The establishment of Western European Union (WEU)

The establishment of Western European Union (WEU)

 

After the failure of the EDC, the German question remained on the agenda. At a conference of the Nine Powers (France, Italy, Luxembourg, the Netherlands, Belgium, the Federal Republic of Germany (FRG), the United Kingdom, Canada and the United States), held in London from 28 September to 3 October 1954, several decisions were taken. These included ending the occupation regime in the FRG and restoring the country’s sovereignty, monitoring German rearmament by amending the 1948 Brussels Treaty, accession of the FRG and Italy to the modified Brussels Treaty and accession of the FRG to NATO. The United Kingdom’s undertaking to keep troops on the European mainland also reassured France as to German rearmament while at the same time preventing the withdrawal of US forces.


On 23 October 1954, at the end of the London Conference, the Protocol Modifying and Completing the Brussels Treaty was signed.

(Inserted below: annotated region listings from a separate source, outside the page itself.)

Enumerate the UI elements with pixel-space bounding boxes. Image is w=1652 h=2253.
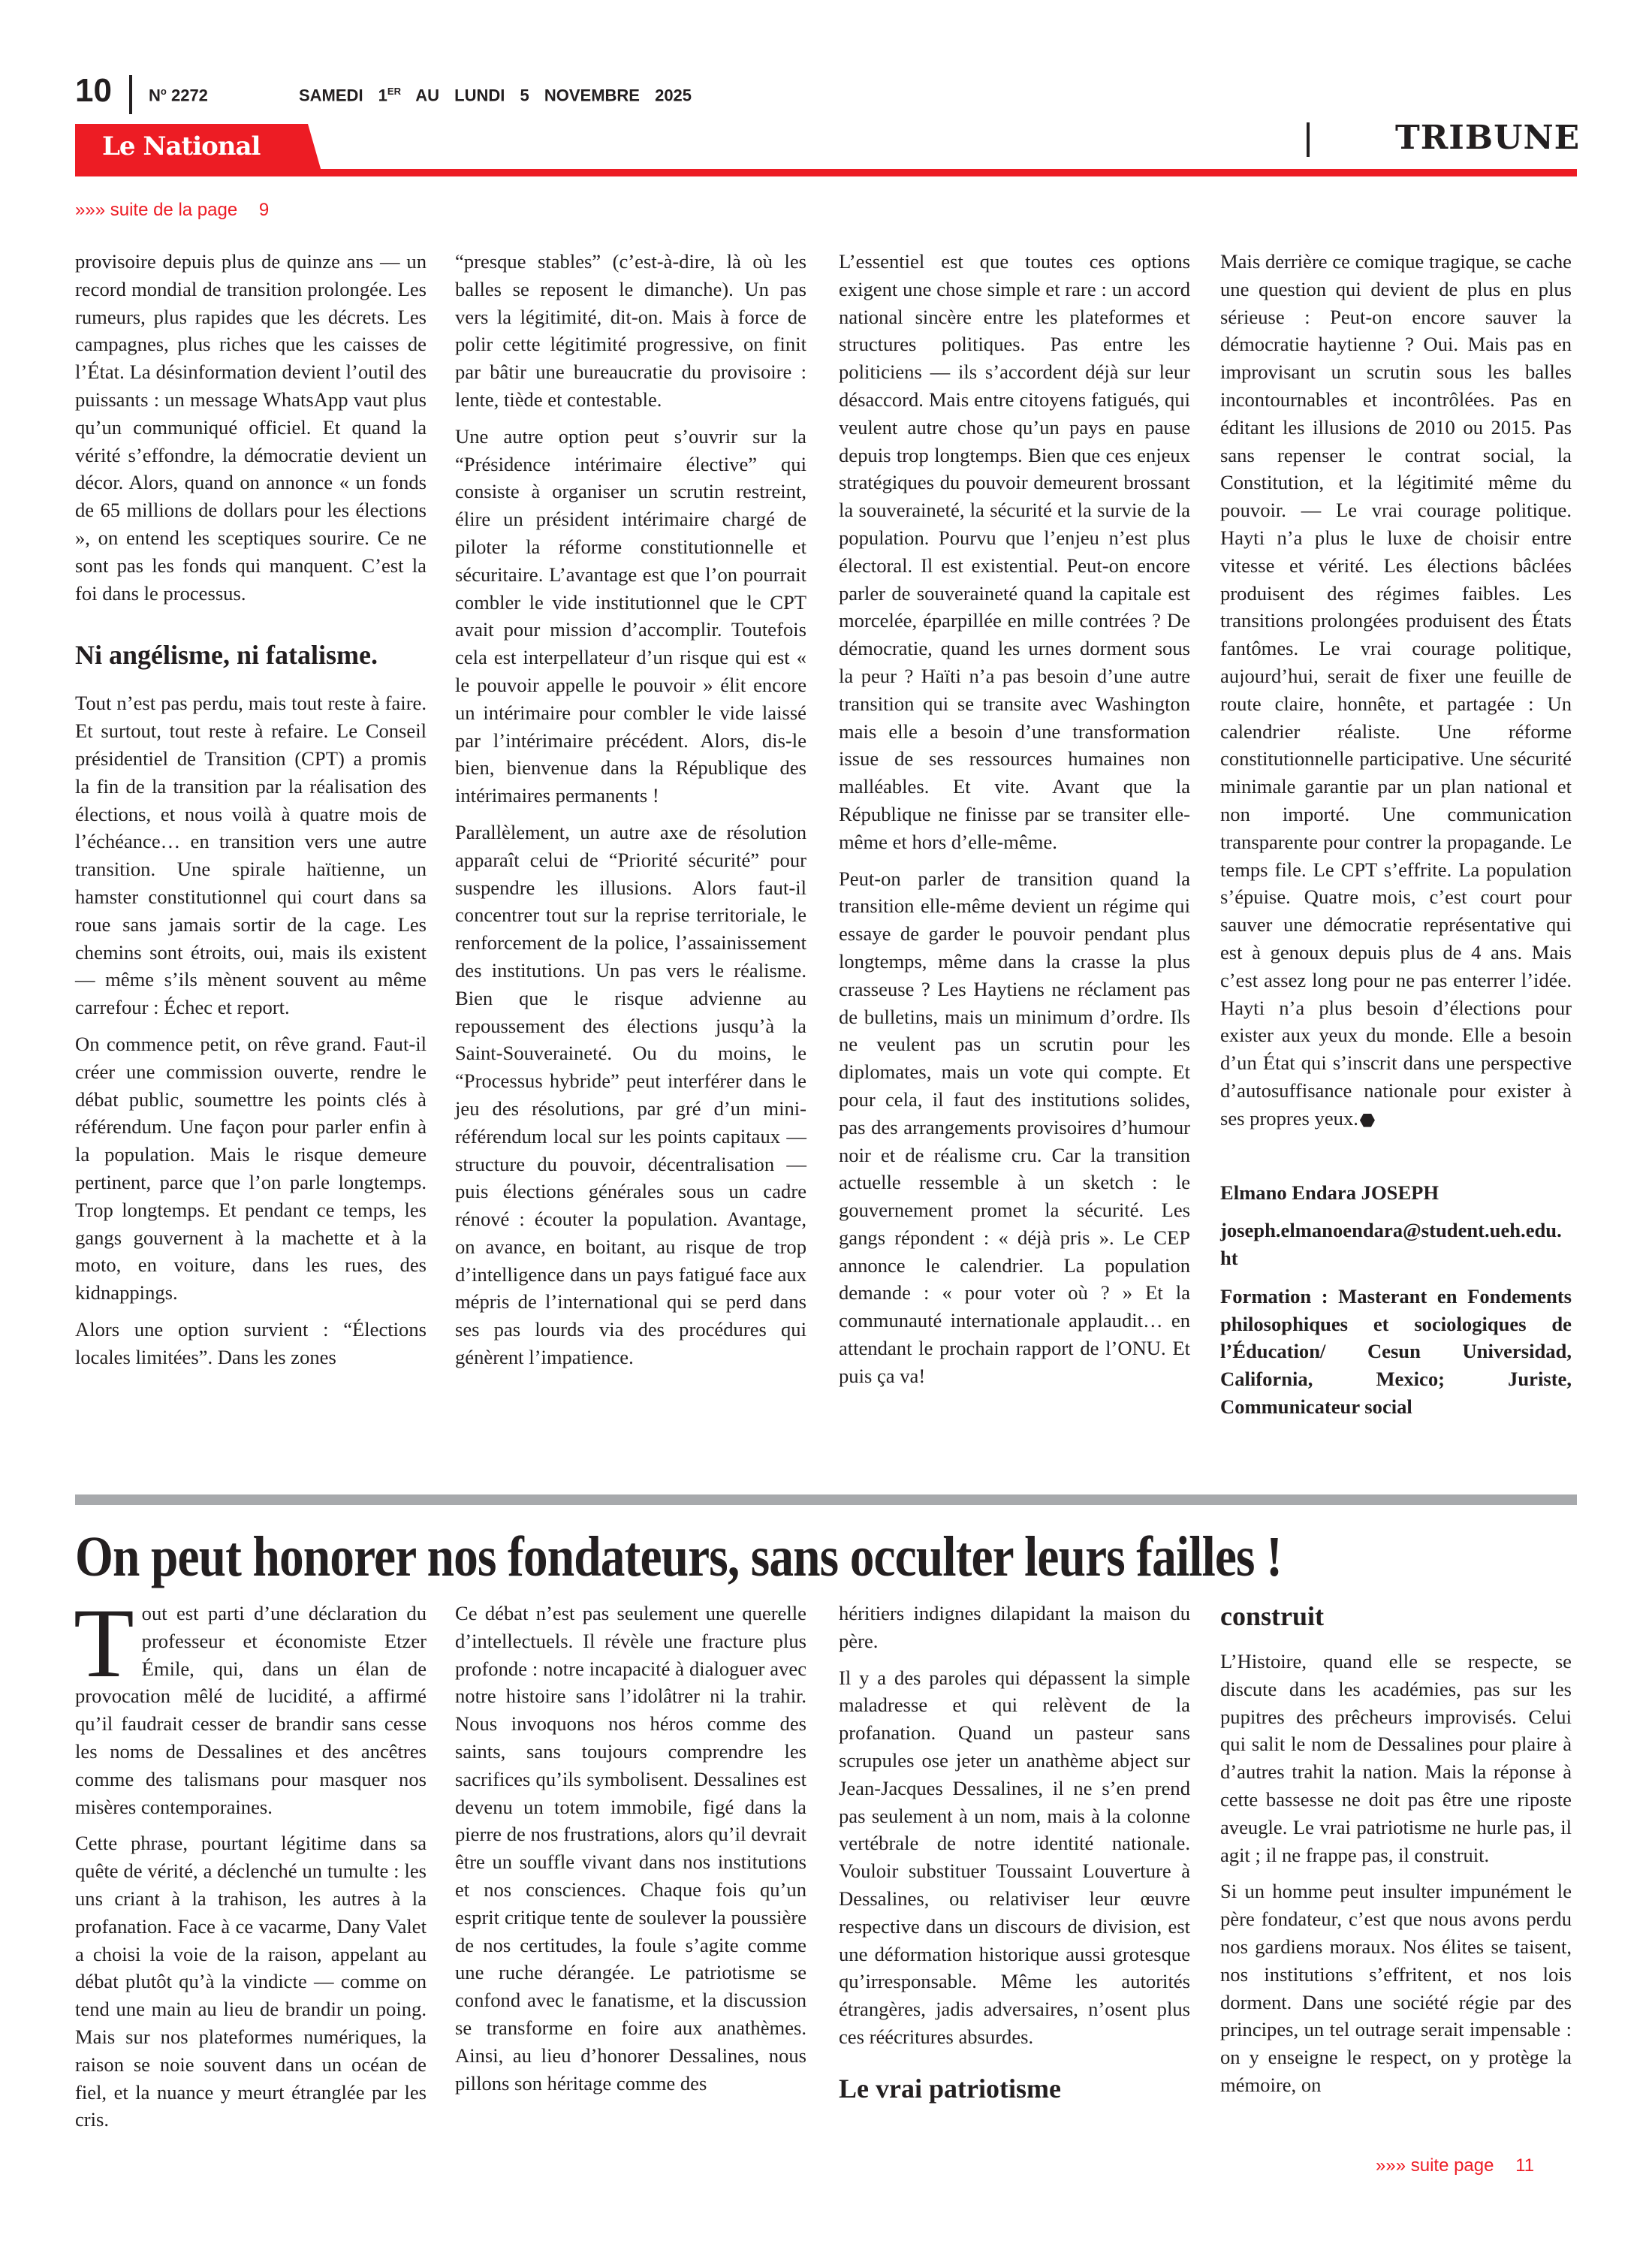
paragraph: Cette phrase, pourtant légitime dans sa …	[75, 1829, 427, 2134]
paragraph: Mais derrière ce comique tragique, se ca…	[1220, 248, 1572, 1133]
subheading-continued: construit	[1220, 1601, 1572, 1631]
article1-column-1: provisoire depuis plus de quinze ans — u…	[75, 248, 427, 1380]
paragraph: héritiers indignes dilapidant la maison …	[839, 1600, 1190, 1655]
paragraph: Une autre option peut s’ouvrir sur la “P…	[455, 423, 806, 810]
continued-to-label: suite page	[1411, 2155, 1494, 2176]
paragraph: Peut-on parler de transition quand la tr…	[839, 865, 1190, 1390]
paragraph: Parallèlement, un autre axe de résolutio…	[455, 819, 806, 1371]
issue-value: 2272	[171, 86, 208, 104]
paragraph: Tout est parti d’une déclaration du prof…	[75, 1600, 427, 1820]
continued-to-page: 11	[1515, 2155, 1534, 2176]
issue-number: No 2272	[149, 86, 208, 105]
date-part2: AU LUNDI 5 NOVEMBRE 2025	[415, 86, 692, 104]
continued-to: »»» suite page 11	[1376, 2155, 1534, 2176]
end-of-article-hexagon-icon	[1360, 1114, 1375, 1127]
section-title: TRIBUNE	[1395, 119, 1580, 157]
paragraph: Alors une option survient : “Élections l…	[75, 1316, 427, 1371]
paragraph: L’essentiel est que toutes ces options e…	[839, 248, 1190, 856]
paragraph: L’Histoire, quand elle se respecte, se d…	[1220, 1648, 1572, 1868]
paragraph: Ce débat n’est pas seulement une querell…	[455, 1600, 806, 2097]
article1-column-3: L’essentiel est que toutes ces options e…	[839, 248, 1190, 1399]
subheading: Le vrai patriotisme	[839, 2074, 1190, 2104]
page-number: 10	[75, 72, 112, 110]
paragraph: Il y a des paroles qui dépassent la simp…	[839, 1664, 1190, 2051]
subheading: Ni angélisme, ni fatalisme.	[75, 640, 427, 670]
newspaper-logo: Le National	[102, 131, 260, 161]
paragraph: Tout n’est pas perdu, mais tout reste à …	[75, 689, 427, 1021]
chevrons-icon: »»»	[75, 200, 105, 220]
article-divider	[75, 1494, 1577, 1505]
author-name: Elmano Endara JOSEPH	[1220, 1179, 1572, 1207]
brand-banner: Le National	[75, 124, 1577, 176]
chevrons-icon: »»»	[1376, 2155, 1406, 2176]
date-part1: SAMEDI 1	[299, 86, 387, 104]
issue-date: SAMEDI 1ER AU LUNDI 5 NOVEMBRE 2025	[299, 86, 692, 105]
header-separator	[129, 75, 132, 114]
article1-column-2: “presque stables” (c’est-à-dire, là où l…	[455, 248, 806, 1380]
article2-column-1: Tout est parti d’une déclaration du prof…	[75, 1600, 427, 2143]
paragraph: On commence petit, on rêve grand. Faut-i…	[75, 1030, 427, 1307]
author-email[interactable]: joseph.elmanoendara@student.ueh.edu.ht	[1220, 1217, 1572, 1272]
article2-column-3: héritiers indignes dilapidant la maison …	[839, 1600, 1190, 2123]
paragraph: Si un homme peut insulter impunément le …	[1220, 1878, 1572, 2098]
section-separator	[1307, 122, 1310, 157]
paragraph: “presque stables” (c’est-à-dire, là où l…	[455, 248, 806, 414]
article1-column-4: Mais derrière ce comique tragique, se ca…	[1220, 248, 1572, 1431]
drop-cap: T	[74, 1604, 134, 1682]
article2-column-2: Ce débat n’est pas seulement une querell…	[455, 1600, 806, 2106]
paragraph-text: Mais derrière ce comique tragique, se ca…	[1220, 250, 1572, 1130]
article2-column-4: construit L’Histoire, quand elle se resp…	[1220, 1600, 1572, 2108]
issue-sup: o	[161, 86, 167, 97]
continued-from-page: 9	[259, 200, 269, 220]
issue-prefix: N	[149, 86, 161, 104]
paragraph: provisoire depuis plus de quinze ans — u…	[75, 248, 427, 607]
article2-headline: On peut honorer nos fondateurs, sans occ…	[75, 1523, 1282, 1591]
continued-from: »»» suite de la page 9	[75, 200, 269, 221]
date-sup: ER	[387, 86, 401, 97]
author-bio: Formation : Masterant en Fondements phil…	[1220, 1283, 1572, 1421]
continued-from-label: suite de la page	[110, 200, 237, 220]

The five original signatories of Western Union (France, the United Kingdom, the Netherlands, Belgium and Luxembourg) were joined by Italy and the FRG. The Paris Accords, which were seen as an alternative solution to the failed plan for a European army, established Western European Union (WEU). They marked the end of the regime of occupation in the FRG and endorsed the accession of West Germany and Italy to the Brussels Treaty.


Alongside the Council of Ministers of Foreign Affairs that already existed, the new Treaty created a consultative parliamentary Assembly, an Agency for the Control of Armaments and a Standing Armaments Committee. In order not to offend European public opinion, which was still hostile towards a now officially authorised German rearmament, the Paris Accords prohibited Germany from manufacturing or acquiring ABC (atomic, biological or chemical) weapons of mass destruction. This time, the French National Assembly accepted the rearmament of West Germany. West Germany was now able to establish its own army, the Bundeswehr, which joined the North Atlantic Treaty Organisation (NATO) on 5 May 1955. Despite France’s rejection of the EDC project, the rearmament of the FRG went ahead all the same.

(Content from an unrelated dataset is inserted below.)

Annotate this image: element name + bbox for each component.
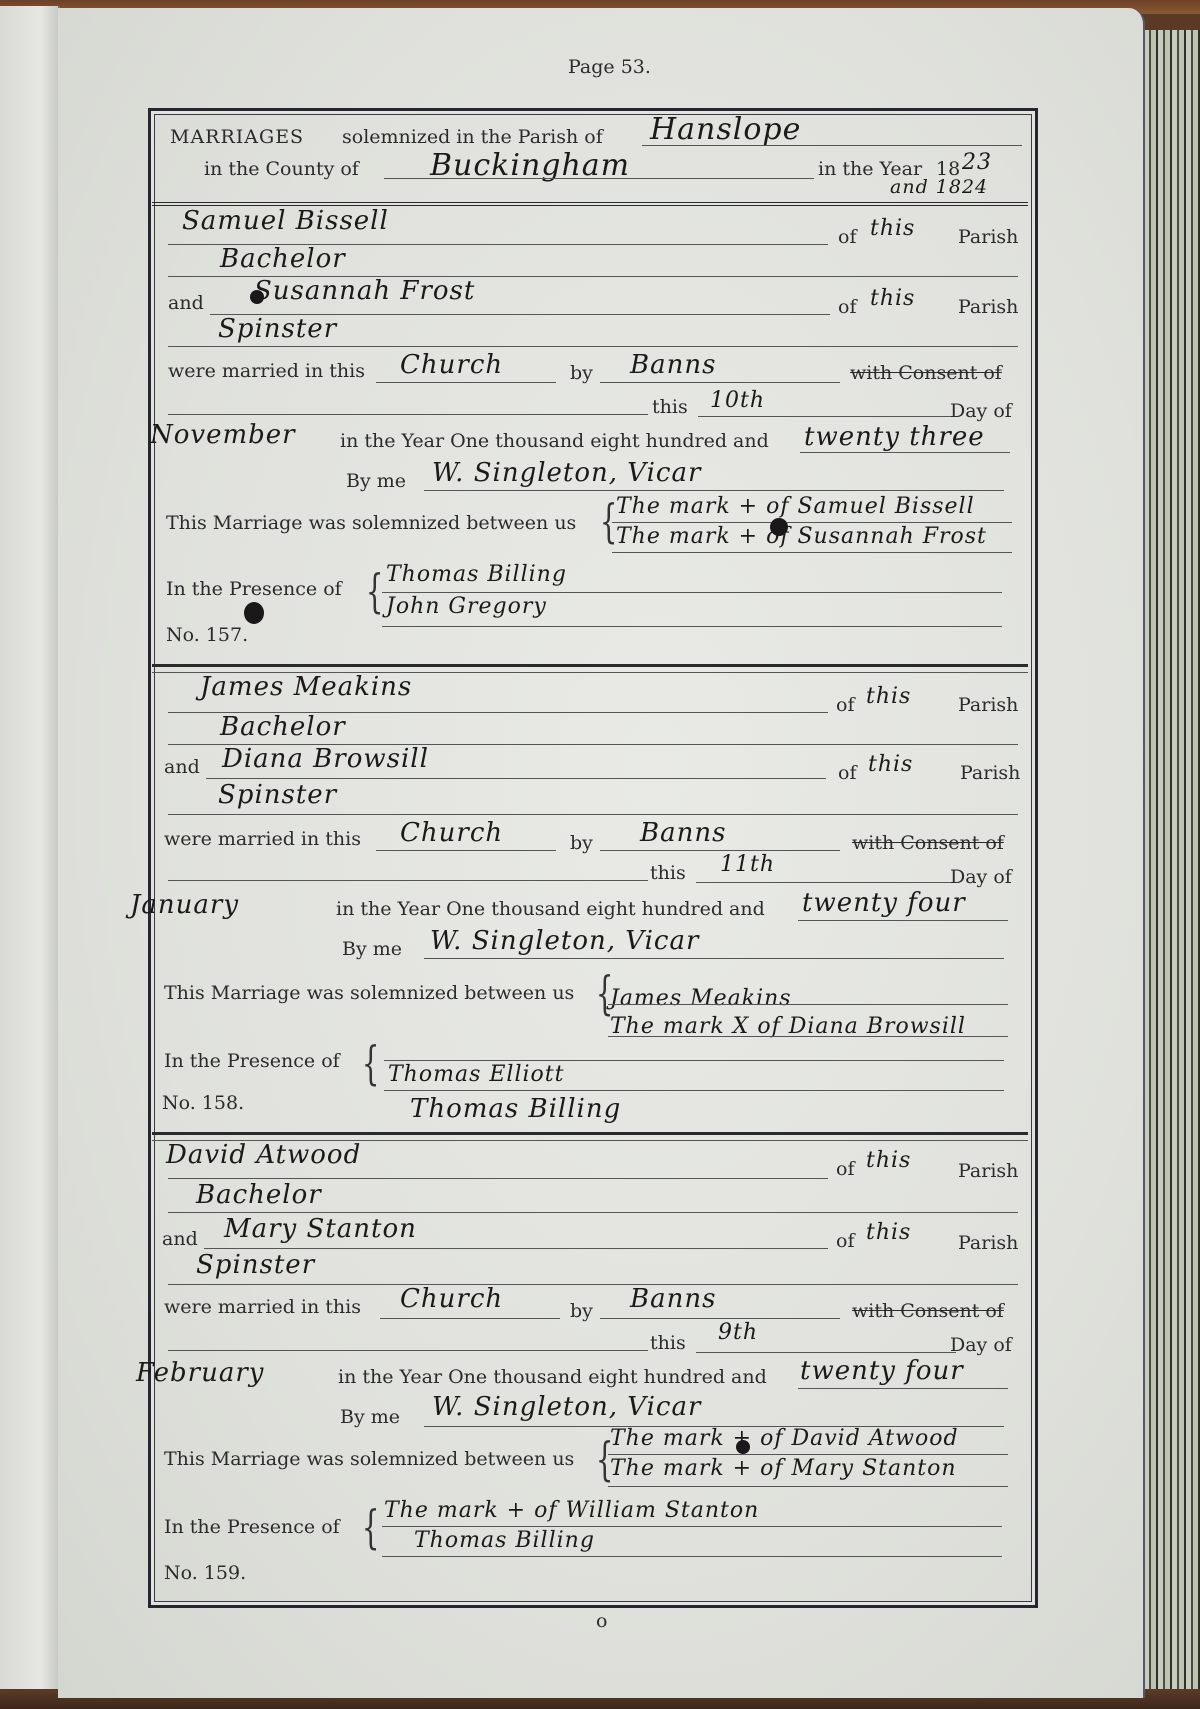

The Soviets, who conducted an intense propaganda campaign of their own throughout the entire process of negotiations on German rearmament, reacted immediately by concluding a treaty of cooperation and mutual assistance between the eight Eastern bloc countries (the USSR, Poland, Czechoslovakia, East Germany, Romania, Bulgaria, Albania and Hungary). Signed on 14 May 1955, this became known as the Warsaw Pact, and in many respects it mirrored the Atlantic Pact. The East German ‘Garrisoned People’s Police’ (Kasernierte Volkspolizei), an army in all but name, became the National People’s Army (Nationale Volksarmee).

 

The failure of the EDC and the establishment of WEU, closely linked to NATO, revealed Western Europe’s inability to develop a defence system without the United States. Even though WEU was the first European organisation with responsibility for defence and security, the failure of the EDC marked the end of European political integration in the area of defence. It would not be until 1955, and the Messina Declaration, that the process of European integration could begin once more. The European states once again focused their efforts on economic integration, with the establishment of the European Economic Community (EEC) and the European Atomic Energy Community (Euratom) under the Rome Treaties of 25 March 1957.